No, I don’t have mice again. The something appeared to be an ant, roughly 2 inches long, of the variety one sees on documentaries about the Amazon, carrying entire sparrows into its den. My shock wore off after I lost sight and I immediately started shrieking to Beau. He appeared (after an inexcusable pause, mind you) and stood halfway down the stairs looking at me calmly with shaving cream all over his face. It’s as if he’s getting used to me and my early-morning blood-curdling screams. Actually, he was entirely too nonchalant about the situation.

From where I stood across the room, I explained that an Ant of Epic Proportions had infiltrated our home and was now camping out under the TV stand. Beau ever-so-coolly stood there in his boxers and informed me that he “couldn’t do anything about it at this moment” before heading upstairs. Within a second, I had leapt off the sofa and was tailgating him to the second floor. I sure as shit wasn’t staying downstairs with that thing.

Teary eyed and verging on hysteria, I begged Beau to fumigate its lair in hopes of killing it or at least scaring it out. I really ought to buy a can of Raid. The number of times I’ve hairsprayed or Febreezed an insect to death is just obscene. While I did my hair (pausing occasionally to blow dry the doorway to protect against sneak attacks), Beau followed orders with household sprays of mass destruction. The ant didn’t come out but if it shits out a sparrow down there, I’m confident the scent will be masked by half a bottle of Glade.

Tuesday, March 9, 2010

Things I’ve Learned About Myself

1) While the pace of my job has been picking up lately, it has not picked up enough to entirely eschew blogging.

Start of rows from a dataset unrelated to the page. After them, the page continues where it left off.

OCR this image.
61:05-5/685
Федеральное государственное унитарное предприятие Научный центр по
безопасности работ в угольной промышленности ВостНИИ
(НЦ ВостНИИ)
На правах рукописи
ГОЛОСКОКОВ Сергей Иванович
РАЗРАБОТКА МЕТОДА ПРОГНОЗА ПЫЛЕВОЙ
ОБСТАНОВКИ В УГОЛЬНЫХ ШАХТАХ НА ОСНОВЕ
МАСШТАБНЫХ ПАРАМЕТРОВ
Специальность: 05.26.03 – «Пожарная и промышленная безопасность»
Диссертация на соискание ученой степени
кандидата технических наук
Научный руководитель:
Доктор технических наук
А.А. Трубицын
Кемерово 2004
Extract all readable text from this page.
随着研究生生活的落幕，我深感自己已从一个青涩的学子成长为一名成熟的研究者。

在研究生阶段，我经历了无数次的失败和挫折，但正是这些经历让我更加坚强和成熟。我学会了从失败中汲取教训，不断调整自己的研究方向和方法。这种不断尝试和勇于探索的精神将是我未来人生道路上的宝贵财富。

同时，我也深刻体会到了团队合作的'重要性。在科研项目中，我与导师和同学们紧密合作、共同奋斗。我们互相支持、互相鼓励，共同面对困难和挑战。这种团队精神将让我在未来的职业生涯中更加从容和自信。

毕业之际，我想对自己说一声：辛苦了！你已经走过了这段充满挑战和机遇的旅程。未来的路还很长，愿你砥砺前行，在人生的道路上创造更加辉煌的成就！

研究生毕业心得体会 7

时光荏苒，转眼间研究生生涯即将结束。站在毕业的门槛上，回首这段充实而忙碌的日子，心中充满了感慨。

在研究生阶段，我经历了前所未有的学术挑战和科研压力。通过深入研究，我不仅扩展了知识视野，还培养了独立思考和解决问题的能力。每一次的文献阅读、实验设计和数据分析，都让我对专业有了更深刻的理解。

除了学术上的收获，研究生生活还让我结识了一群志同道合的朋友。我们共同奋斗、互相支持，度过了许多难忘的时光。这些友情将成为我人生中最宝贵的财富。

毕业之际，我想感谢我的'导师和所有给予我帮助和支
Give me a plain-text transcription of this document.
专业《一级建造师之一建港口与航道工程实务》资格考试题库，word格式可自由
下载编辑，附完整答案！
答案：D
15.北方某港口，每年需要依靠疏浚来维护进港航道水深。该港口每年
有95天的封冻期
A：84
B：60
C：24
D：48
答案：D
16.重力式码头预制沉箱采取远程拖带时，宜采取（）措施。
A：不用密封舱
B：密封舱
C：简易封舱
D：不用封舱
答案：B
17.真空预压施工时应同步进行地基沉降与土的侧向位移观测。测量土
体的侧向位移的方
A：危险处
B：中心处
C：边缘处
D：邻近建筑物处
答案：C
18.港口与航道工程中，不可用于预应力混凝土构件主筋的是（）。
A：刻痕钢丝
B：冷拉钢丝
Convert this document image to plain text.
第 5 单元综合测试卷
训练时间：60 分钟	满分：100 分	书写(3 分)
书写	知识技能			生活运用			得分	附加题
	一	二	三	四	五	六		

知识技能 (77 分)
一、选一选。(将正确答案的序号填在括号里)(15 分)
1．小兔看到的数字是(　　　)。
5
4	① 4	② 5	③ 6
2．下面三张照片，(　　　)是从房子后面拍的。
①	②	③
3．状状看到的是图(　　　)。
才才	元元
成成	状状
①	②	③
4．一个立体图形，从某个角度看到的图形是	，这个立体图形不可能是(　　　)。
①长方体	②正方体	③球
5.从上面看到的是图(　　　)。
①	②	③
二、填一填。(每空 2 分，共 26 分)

2) Even when I am busy at work, I’m still bored because office management is only slightly more interesting than eating plain Wasa crackers.


3) Despite having a box of Wasa crackers in my desk drawer, I am still more likely to hit the vending machine for Cheez Its.

4) Writing about food and taking pictures of flowers makes me want to vomit harder than I did last Sunday

5) Flower appreciation and burgeoning culinary skills aside, I am still not an adult. See #4.

6) It’s really hard to not say the f word or talk about my bowel movements for an entire month.

7) I’d rather have a blog in which I can talk about my fucking poops than a blog in which I show you pictures of quinoa even if I know I’ll neglect it when I get moody.